Les saisies de captagon sont à la hausse. Le 6 janvier dernier, les autorités saoudiennes ont annoncé s’être emparées de plus de huit millions de comprimés. Riyad a aussitôt pointé du doigt la responsabilité du Liban et plus particulièrement du Hezbollah, son ennemi régional chiite, dans ce commerce illicite. Ce n’est pas la première fois que l’Arabie saoudite est la destination de ce trafic de drogue. En juin dernier, 4,5 millions de pilules avaient été saisies au port de Djeddah, cachées dans des caisses d’oranges. Quelques jours plus tôt, une cargaison de plus de 14 millions de comprimés de cette amphétamine, cachée entre des plaques de fer, avait également été confisquée. La drogue avait été introduite en contrebande en Arabie saoudite par le port de Djeddah, après avoir transité par celui de Beyrouth.
Le Hezbollah, cultivateur de cannabis?
Pour tenter de limiter ce négoce, les autorités saoudiennes ont interdit l’importation de produits agricoles libanais en avril dernier, stipulant que le Hezbollah (considéré dans le Royaume saoudien comme terroriste) s’adonnait au trafic de drogue dans toute la région.
Des accusations que le parti chiite réfute catégoriquement. D’ailleurs, le ministre de l’Intérieur libanais, Bassam Mawlawi, a affirmé en janvier qu’aucune preuve de l’implication du Hezbollah dans ces trafics de drogue n’avait été produite jusqu’à présent et que les services libanais coopéraient avec leurs homologues étrangers dans ce dossier.
Néanmoins, le doute plane toujours, car la majeure partie des lieux de plantation de cannabis, par exemple, se trouveraient, selon notre interlocuteur et de nombreux témoignages, dans la Bekaa, plaine contrôlée par le parti chiite. Les soupçons vont donc bon train. Pour l’ex-militaire, le Hezbollah aurait des connexions "avec de nombreux cartels à travers le monde".
"Le Hezbollah tisse des liens et ne se limite pas au Moyen-Orient. Son but est de multiplier les sources de financement pour pallier les difficultés dues aux sanctions américaines", poursuit-il.
De l’Afrique de l’ouest à l’Amérique du Sud, le parti de Dieu se servirait des relations avec la diaspora libanaise.
Les Américains ont donc lancé dès 2008 des enquêtes sur une éventuelle implication du parti chiite libanais dans le trafic de drogue. Dans le cadre du projet Cassandra, ils ont conclu que le Hezbollah était implanté dans la zone dite des trois frontières (TBA) qui se situe entre l’Argentine, le Brésil et le Paraguay, et avait participé, avec les cartels locaux, à la mise en place d’un vaste réseau de trafic de cocaïne.
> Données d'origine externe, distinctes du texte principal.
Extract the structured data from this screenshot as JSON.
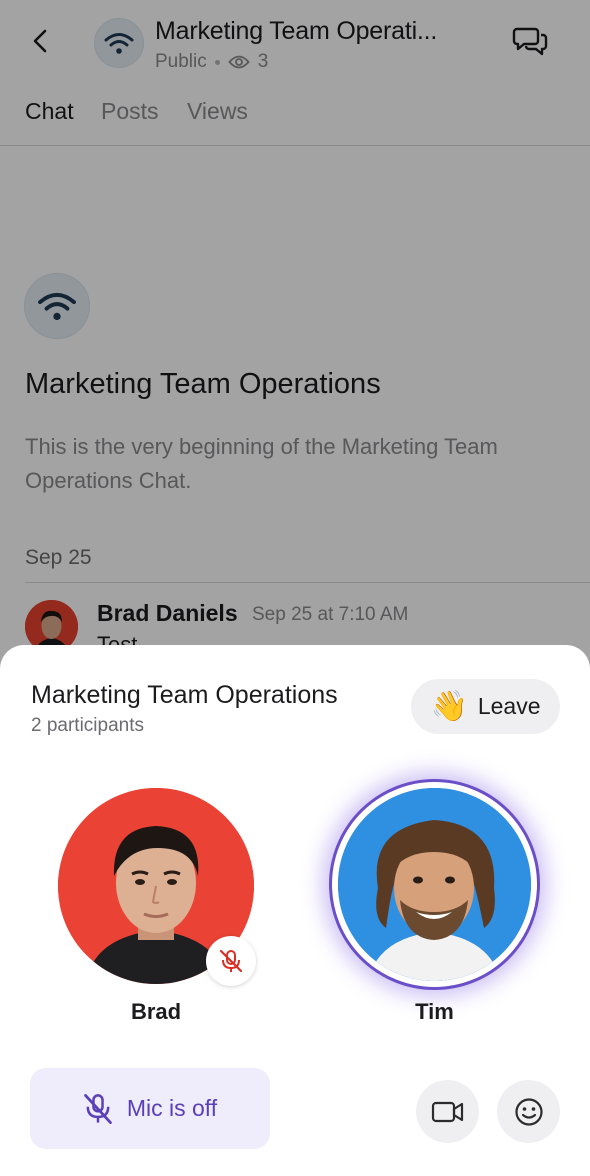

Ce document prouverait de surcroît tout le système de blanchiment d’argent de l’organisation libanaise via l’achat et la vente de véhicules au Bénin et en Côte d’Ivoire. Ce commerce illicite aurait permis au Hezbollah de collecter environ un milliard de dollars par an, selon Washington.
Le Hezbollah en mode Pablo Escobar?
L’opération Cedar, lancée en 2016par les Européens, a permis l’arrestation d’une quinzaine de Libanais pour trafic de la cocaïne, dont deux richissimes hommes d’affaires proches du mouvement chiite. Hassan Nasrallah, secrétaire général du Hezbollah, avait alors dénoncé une campagne mensongère: "cette question a également été soulevée en France et en tout cas, je tiens à rappeler catégoriquement que ce sont des fabrications et des accusations injustes qui ne reposent sur aucun fait et n’ont aucune vérité", martelait-il en janvier 2018, avant de poursuivre que ces attaques "s’inscrivent dans le contexte de la guerre contre nous".
Quelle que soit la réalité de ces accusations, une chose est sûre, cette longue campagne d’accusation contre le Hezbollah sape bel et bien l’image du parti.